Alla inlägg den 1 juni 2018
Translation of blog post written march 2, 2018.
Have you been crying? Is it anything special? How are you? Maybe you need to be alone for a while? The questions come from my assistant and I understand why he asks them. It's his way of saying that he sees that I do not feel well,that he sees that I have cried.
It is kind of now I understand how bad I was feeling at the end of 2016 and half of 2017. I had (and still have) a depression. At first I was quiet, didn´t say anything to anyone. Not to my family, friends, and not to the counselor or psychologist. I cried most of the time. No one recognized my behavior. I didn´t answer the phone and didn´t participate in social activities. I lost my memory. Because of my disability I have bad short-term memory, but it got even worse during the depression. I, who normally remembers numbers very well, forgot phone numbers and the code for my credit card. I forgot appointments. I never knew what day it was, I felt like all the days got together . I didn´t remember if I did my physical teraphy or not etc. Some time later, I was acting out. I hurt two of my assistants physically. ( I don´t remember this myself, one of the assistants told it to me later on). Other assistants I didn´t let into my apartment. I refused to open the door when they rang the bell.
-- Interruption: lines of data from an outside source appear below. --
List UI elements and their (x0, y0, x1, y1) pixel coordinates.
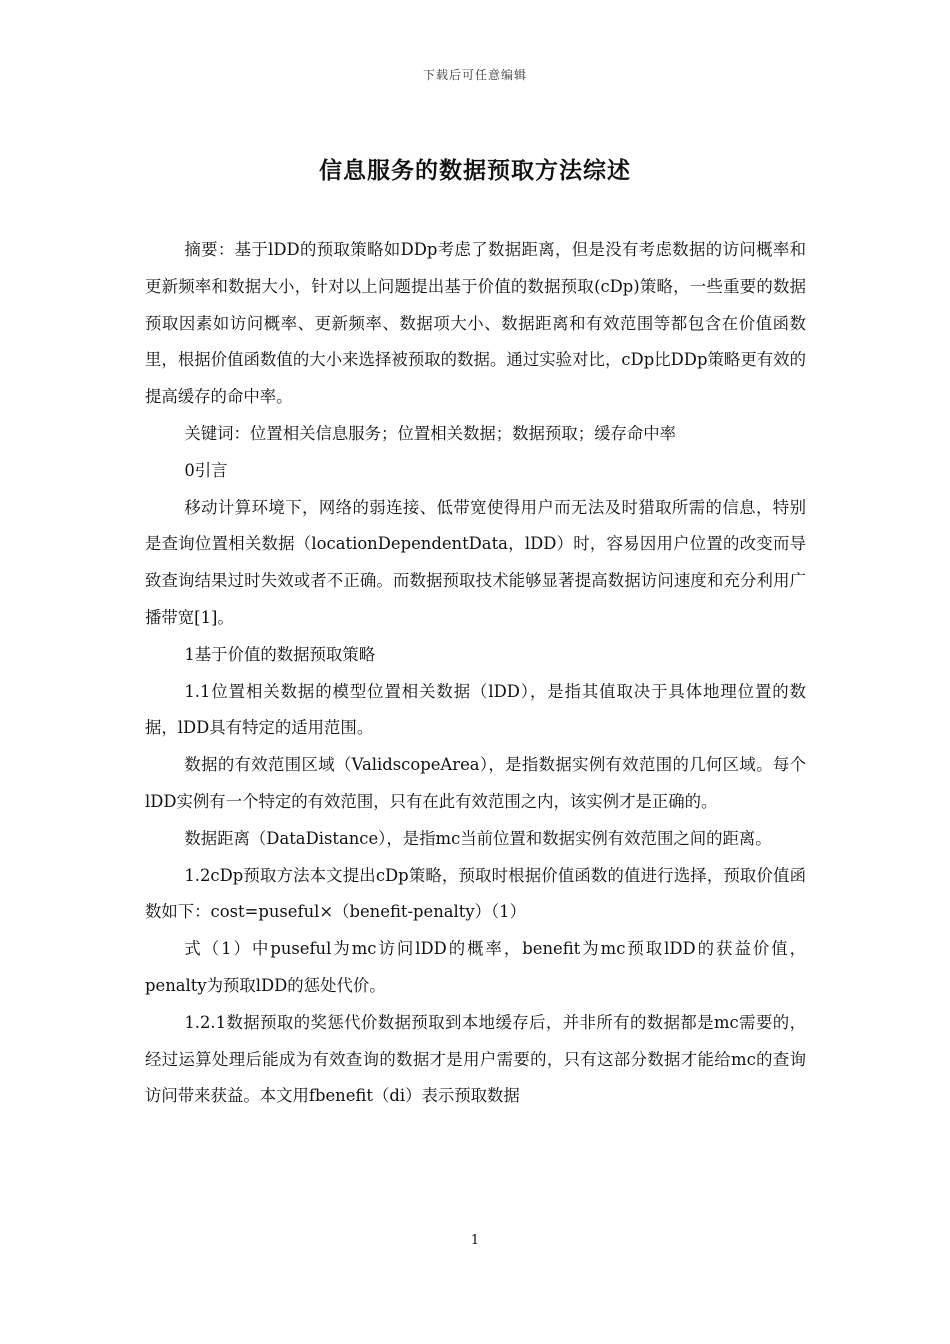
body-paragraph: 数据距离（DataDistance），是指mc当前位置和数据实例有效范围之间的距离。 (184, 828, 772, 848)
page-number: 1 (470, 1233, 480, 1248)
page-header-note: 下载后可任意编辑 (422, 68, 527, 82)
section-heading-strategy: 1基于价值的数据预取策略 (184, 644, 376, 664)
document-title: 信息服务的数据预取方法综述 (319, 158, 631, 184)
section-heading-introduction: 0引言 (184, 460, 228, 480)
body-paragraph: 数据的有效范围区域（ValidscopeArea），是指数据实例有效范围的几何区域。每个lDD实例有一个特定的有效范围，只有在此有效范围之内，该实例才是正确的。 (145, 755, 806, 811)
body-paragraph: 移动计算环境下，网络的弱连接、低带宽使得用户而无法及时猎取所需的信息，特别是查询位置相关数据（locationDependentData，lDD）时，容易因用户位置的改变而导致查询结果过时失效或者不正确。而数据预取技术能够显著提高数据访问速度和充分利用广播带宽[1]。 (145, 497, 806, 627)
keywords-paragraph: 关键词：位置相关信息服务；位置相关数据；数据预取；缓存命中率 (184, 423, 677, 443)
body-paragraph: 1.2.1数据预取的奖惩代价数据预取到本地缓存后，并非所有的数据都是mc需要的，经过运算处理后能成为有效查询的数据才是用户需要的，只有这部分数据才能给mc的查询访问带来获益。本文用fbenefit（di）表示预取数据 (145, 1012, 806, 1106)
body-paragraph: 式（1）中puseful为mc访问lDD的概率，benefit为mc预取lDD的获益价值，penalty为预取lDD的惩处代价。 (145, 939, 806, 995)
body-paragraph: 1.2cDp预取方法本文提出cDp策略，预取时根据价值函数的值进行选择，预取价值函数如下：cost=puseful×（benefit-penalty）（1） (145, 865, 806, 922)
body-paragraph: 1.1位置相关数据的模型位置相关数据（lDD），是指其值取决于具体地理位置的数据，lDD具有特定的适用范围。 (145, 681, 806, 738)
abstract-paragraph: 摘要：基于lDD的预取策略如DDp考虑了数据距离，但是没有考虑数据的访问概率和更新频率和数据大小，针对以上问题提出基于价值的数据预取(cDp)策略，一些重要的数据预取因素如访问概率、更新频率、数据项大小、数据距离和有效范围等都包含在价值函数里，根据价值函数值的大小来选择被预取的数据。通过实验对比，cDp比DDp策略更有效的提高缓存的命中率。 (145, 240, 806, 407)
document-body (145, 232, 806, 1115)
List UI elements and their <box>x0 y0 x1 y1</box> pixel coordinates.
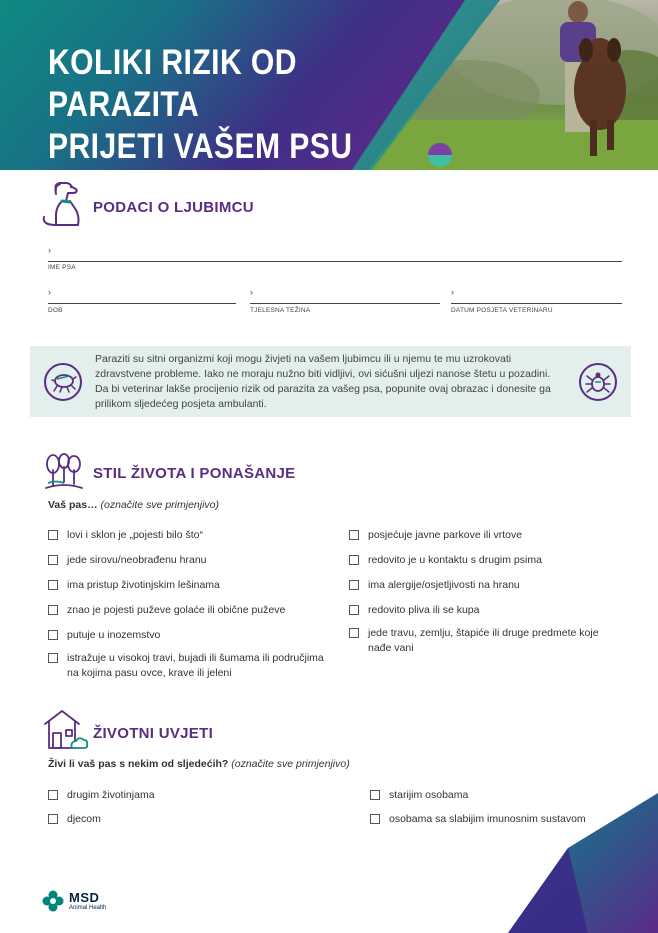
checkbox-item[interactable] <box>349 578 624 593</box>
checkbox-item[interactable] <box>48 788 338 803</box>
checkbox-label: ima pristup životinjskim lešinama <box>67 579 220 591</box>
checkbox-label: lovi i sklon je „pojesti bilo što“ <box>67 529 203 541</box>
checkbox-label: jede sirovu/neobrađenu hranu <box>67 554 207 566</box>
msd-logo-mark-icon <box>42 890 64 912</box>
checkbox[interactable] <box>48 630 58 640</box>
checkbox[interactable] <box>370 814 380 824</box>
checkbox[interactable] <box>349 605 359 615</box>
checkbox[interactable] <box>48 605 58 615</box>
checkbox-label: jede travu, zemlju, štapiće ili druge predmete koje nađe vani <box>368 627 599 654</box>
checkbox[interactable] <box>349 580 359 590</box>
checkbox-item[interactable] <box>48 578 338 593</box>
chevron-right-icon: › <box>48 245 51 255</box>
checkbox-item[interactable] <box>349 603 624 618</box>
checkbox-item[interactable] <box>349 626 624 656</box>
checkbox[interactable] <box>48 580 58 590</box>
checkbox[interactable] <box>48 530 58 540</box>
house-icon <box>42 708 88 752</box>
checkbox-label: redovito pliva ili se kupa <box>368 604 480 616</box>
living-prompt-bold: Živi li vaš pas s nekim od sljedećih? <box>48 758 229 770</box>
brand-name: MSD <box>69 889 100 905</box>
checkbox[interactable] <box>349 530 359 540</box>
flea-icon <box>43 362 83 402</box>
footer-gradient-triangle <box>508 793 658 933</box>
weight-label: TJELESNA TEŽINA <box>250 307 311 314</box>
dog-name-field[interactable] <box>48 245 622 262</box>
checkbox-item[interactable] <box>349 528 624 543</box>
checkbox-item[interactable] <box>349 553 624 568</box>
checkbox-label: osobama sa slabijim imunosnim sustavom <box>389 813 586 825</box>
dog-name-label: IME PSA <box>48 264 76 271</box>
page-title-line1: KOLIKI RIZIK OD PARAZITA <box>48 43 297 124</box>
page-title-line2: PRIJETI VAŠEM PSU <box>48 127 353 166</box>
chevron-right-icon: › <box>48 287 51 297</box>
weight-field[interactable] <box>250 287 440 304</box>
visit-date-label: DATUM POSJETA VETERINARU <box>451 307 553 314</box>
checkbox-label: posjećuje javne parkove ili vrtove <box>368 529 523 541</box>
visit-date-field[interactable] <box>451 287 622 304</box>
checkbox-item[interactable] <box>48 528 338 543</box>
checkbox-label: starijim osobama <box>389 789 469 801</box>
checkbox-label: putuje u inozemstvo <box>67 629 161 641</box>
dog-icon <box>38 180 84 230</box>
checkbox[interactable] <box>48 814 58 824</box>
header-banner <box>0 0 658 170</box>
age-field[interactable] <box>48 287 236 304</box>
tick-icon <box>578 362 618 402</box>
page-title <box>48 42 375 168</box>
checkbox-label: znao je pojesti puževe golaće ili obične puževe <box>67 604 286 616</box>
lifestyle-prompt-italic: (označite sve primjenjivo) <box>97 499 220 511</box>
info-text: Paraziti su sitni organizmi koji mogu živjeti na vašem ljubimcu ili u njemu te mu uzrokovati zdravstvene probleme. Iako ne moraju nužno biti vidljivi, ovi sićušni uljezi nanose štetu u pozadini. Da bi veterinar lakše procijenio rizik od parazita za vašeg psa, popunite ovaj obrazac i donesite ga prilikom sljedećeg posjeta ambulanti. <box>95 353 551 410</box>
checkbox[interactable] <box>48 653 58 663</box>
checkbox-label: djecom <box>67 813 101 825</box>
pet-data-heading: PODACI O LJUBIMCU <box>93 199 254 216</box>
trees-icon <box>42 452 84 492</box>
lifestyle-prompt <box>48 499 219 511</box>
checkbox-item[interactable] <box>48 603 338 618</box>
living-prompt-italic: (označite sve primjenjivo) <box>228 758 350 770</box>
checkbox-label: ima alergije/osjetljivosti na hranu <box>368 579 520 591</box>
living-heading: ŽIVOTNI UVJETI <box>93 725 214 742</box>
checkbox[interactable] <box>48 790 58 800</box>
checkbox-item[interactable] <box>48 553 338 568</box>
checkbox[interactable] <box>349 555 359 565</box>
checkbox[interactable] <box>370 790 380 800</box>
chevron-right-icon: › <box>250 287 253 297</box>
lifestyle-heading: STIL ŽIVOTA I PONAŠANJE <box>93 465 296 482</box>
msd-logo <box>42 890 106 912</box>
age-label: DOB <box>48 307 63 314</box>
brand-subtitle: Animal Health <box>69 904 107 911</box>
lifestyle-prompt-bold: Vaš pas… <box>48 499 98 511</box>
checkbox-item[interactable] <box>48 812 338 827</box>
checkbox-item[interactable] <box>48 651 338 681</box>
checkbox-label: drugim životinjama <box>67 789 155 801</box>
checkbox-label: istražuje u visokoj travi, bujadi ili šumama ili područjima na kojima pasu ovce, krave ili jeleni <box>67 652 324 679</box>
chevron-right-icon: › <box>451 287 454 297</box>
checkbox[interactable] <box>48 555 58 565</box>
living-prompt <box>48 758 350 770</box>
checkbox[interactable] <box>349 628 359 638</box>
checkbox-label: redovito je u kontaktu s drugim psima <box>368 554 542 566</box>
checkbox-item[interactable] <box>48 628 338 643</box>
It also felt like I wanted to provoke one of my assistants to get angry. It was him I was thinking about today when I was sad. I remember one day when I told him it was no point that he tried to help me out of my depression. - Why is there no point? he asked me. In current situation I don`t remember what I answered him. I remember, however, that he asked me if I understood how he felt in the midst of it all. I said yes, because I have experience of two friends who had a depression and remember how I felt during that period. It was also the same assistant who had to call the police when I refused to go into emergency psychiatric care despite that I needed it. According to myself, I wasn´t sick even though I had depression with delusions. I also felt that I was a person who was stupid, ugly, and stood in the way of those near me.
During this period I wasn´t fair to my psychologist either. Called him by a female name although I know he is a man. I sounded really cold and angry when I said it. This was when the person was trying to get me into the emergency psychiatry and I didn´t want to. Again, I considered myself not to be sick.
Memories of emergency psyhiatry are hard to carry. I think of how I was feeling, but also of everything I witnessed with the other patients while I was there. I also think about the examples I mentioned above, where I treated people around me badly because of my depression. People around me are asking me not to get stuck in these thoughts as thoughts of guilt and shame doesn´t build me up, they bring me down. I understand what they mean, but so difficult it can be ...
I guess I'll just say - I was sick.
This is not a feel-sorry-for - post. I just need to process my depression.